Third, the different statements that the respondents made regarding blockchain’s significance and its potential revealed that the technology is still in a very early phase of development. The statements for example included: one of many technologies as part of a toolbox, a disruptive technology, a foundational technology and a revolutionary technology. Although blockchain is expected to provide several specific features like efficiency, decentralization, transparency, trust and security, banks do not very proactively explore the opportunities in areas like product innovation or novel service offerings by enhancing back office processes and by improving their customer focus. But for this, changes in the financial market infrastructure and governance models are required. New business models in banking based on blockchain therefore require not only technological adaptations, but primarily rely on organizational and cultural changes in the applying firms.

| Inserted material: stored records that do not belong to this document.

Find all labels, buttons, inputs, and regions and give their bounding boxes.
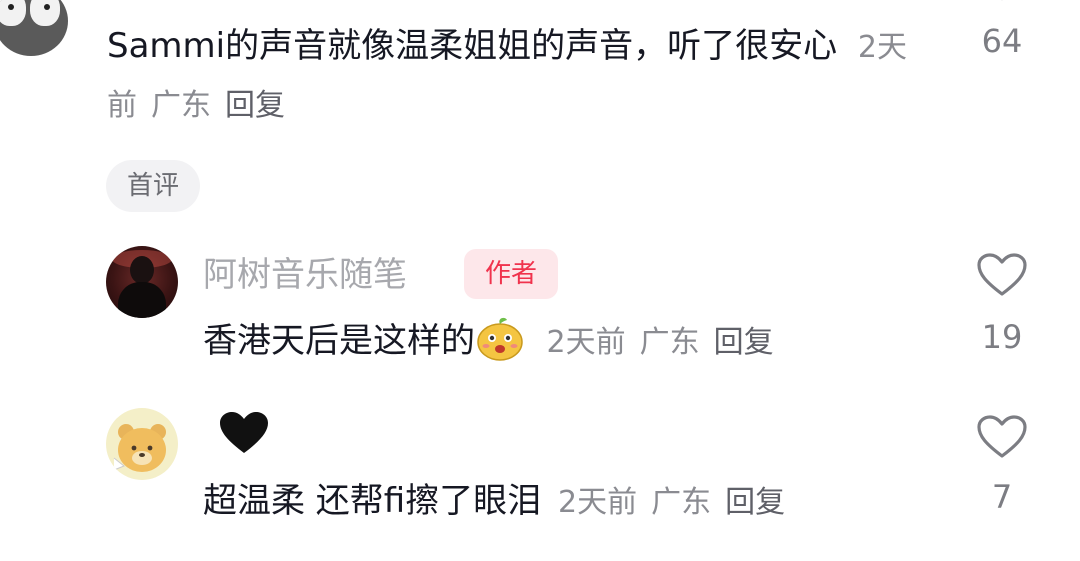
first-comment-tag: 首评 xyxy=(106,160,200,212)
like-count: 19 xyxy=(981,318,1023,356)
reply-button[interactable]: 回复 xyxy=(225,88,285,123)
heart-outline-icon[interactable] xyxy=(976,252,1028,298)
reply-meta: 2天前 广东 回复 xyxy=(537,325,788,360)
chevron-down-icon[interactable] xyxy=(990,0,1014,6)
reply-comment: 香港天后是这样的 2天前 广东 回复 xyxy=(203,316,788,368)
reply-location: 广东 xyxy=(639,325,700,360)
commenter-avatar[interactable] xyxy=(0,0,68,56)
heart-outline-icon[interactable] xyxy=(976,414,1028,460)
reply-location: 广东 xyxy=(651,485,712,520)
reply-username[interactable]: 阿树音乐随笔 xyxy=(203,252,407,298)
like-count: 64 xyxy=(981,22,1023,60)
reply-meta: 2天前 广东 回复 xyxy=(558,485,799,520)
comment-location: 广东 xyxy=(151,88,211,123)
reply-time: 2天前 xyxy=(558,485,638,520)
mango-face-emoji xyxy=(477,317,523,361)
reply-avatar[interactable] xyxy=(106,408,178,480)
reply-time: 2天前 xyxy=(546,325,626,360)
reply-button[interactable]: 回复 xyxy=(725,485,785,520)
comment: Sammi的声音就像温柔姐姐的声音，听了很安心 2天前 广东 回复 xyxy=(107,18,927,134)
black-heart-icon xyxy=(220,412,268,453)
comment-text: Sammi的声音就像温柔姐姐的声音，听了很安心 xyxy=(107,26,838,66)
author-badge: 作者 xyxy=(464,249,558,299)
bear-icon xyxy=(113,424,166,472)
like-count: 7 xyxy=(991,478,1013,516)
reply-text: 超温柔 还帮fi擦了眼泪 xyxy=(203,481,542,521)
reply-comment: 超温柔 还帮fi擦了眼泪 2天前 广东 回复 xyxy=(203,476,799,528)
reply-avatar[interactable] xyxy=(106,246,178,318)
reply-text: 香港天后是这样的 xyxy=(203,321,475,361)
reply-button[interactable]: 回复 xyxy=(714,325,774,360)
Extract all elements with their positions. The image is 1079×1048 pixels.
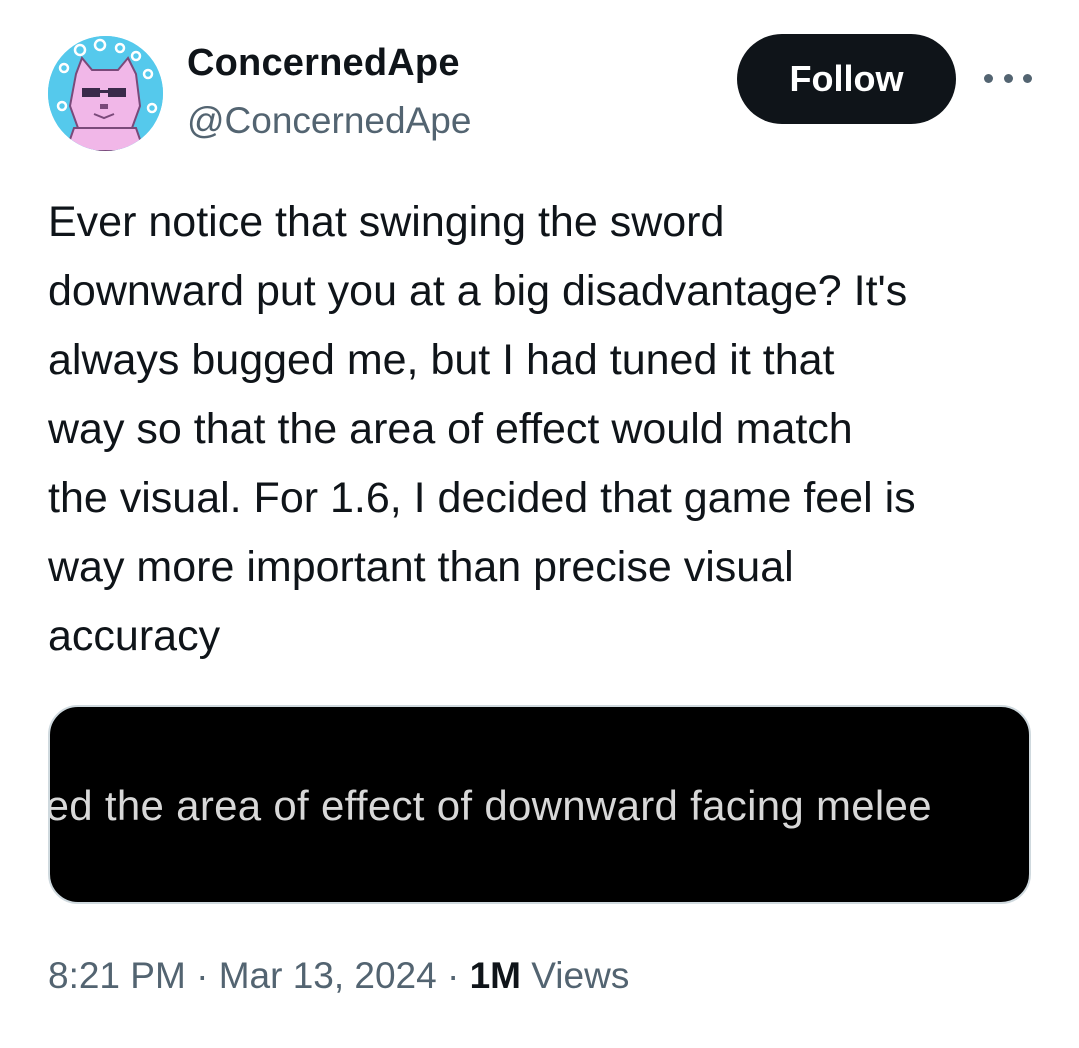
author-names: ConcernedApe @ConcernedApe — [187, 40, 471, 144]
tweet-meta: 8:21 PM · Mar 13, 2024 · 1M Views — [48, 955, 629, 997]
media-image[interactable]: led the area of effect of downward facin… — [48, 705, 1031, 904]
avatar[interactable] — [48, 36, 163, 151]
timestamp-date[interactable]: Mar 13, 2024 — [219, 955, 437, 996]
tweet-text: Ever notice that swinging the sword down… — [48, 188, 1048, 671]
timestamp-time[interactable]: 8:21 PM — [48, 955, 186, 996]
meta-separator: · — [447, 955, 470, 996]
more-options-icon[interactable] — [984, 60, 1032, 96]
tweet-text-line: always bugged me, but I had tuned it tha… — [48, 336, 835, 384]
tweet-text-line: the visual. For 1.6, I decided that game… — [48, 474, 916, 522]
meta-separator: · — [196, 955, 219, 996]
pixel-cat-avatar-icon — [48, 36, 163, 151]
tweet-text-line: downward put you at a big disadvantage? … — [48, 267, 908, 315]
tweet-text-line: way so that the area of effect would mat… — [48, 405, 853, 453]
views-count: 1M — [469, 955, 522, 996]
more-dot — [1003, 73, 1013, 83]
views-label: Views — [531, 955, 630, 996]
display-name[interactable]: ConcernedApe — [187, 40, 471, 86]
media-caption-text: led the area of effect of downward facin… — [48, 782, 932, 829]
tweet-text-line: way more important than precise visual — [48, 543, 794, 591]
more-dot — [1023, 73, 1032, 83]
tweet-card: ConcernedApe @ConcernedApe Follow Ever n… — [0, 0, 1079, 1048]
tweet-text-line: accuracy — [48, 612, 221, 660]
more-dot — [984, 73, 993, 83]
follow-button[interactable]: Follow — [737, 34, 956, 124]
tweet-text-line: Ever notice that swinging the sword — [48, 198, 725, 246]
user-handle[interactable]: @ConcernedApe — [187, 98, 471, 144]
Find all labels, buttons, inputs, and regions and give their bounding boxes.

Although, this analysis revealed new insights about the future potentials of blockchain regarding the technology’s impact on banks’ business models, this research has some limitations. First, a larger sample size would enhance the insights obtained from the survey. Second, while the analysis made some logical assumptions of the potential relationships, it would have been valuable to obtain a richer insight about why respondents answered in these particular ways. In-depth case studies could contribute to this. Third, a more in-depth perspective on geographical and country specifics might also lead to interesting findings, especially as regulations often address issues of national interest. Further research could address these limitations and further explore the potential opportunities of blockchain for enabling new business models in banking.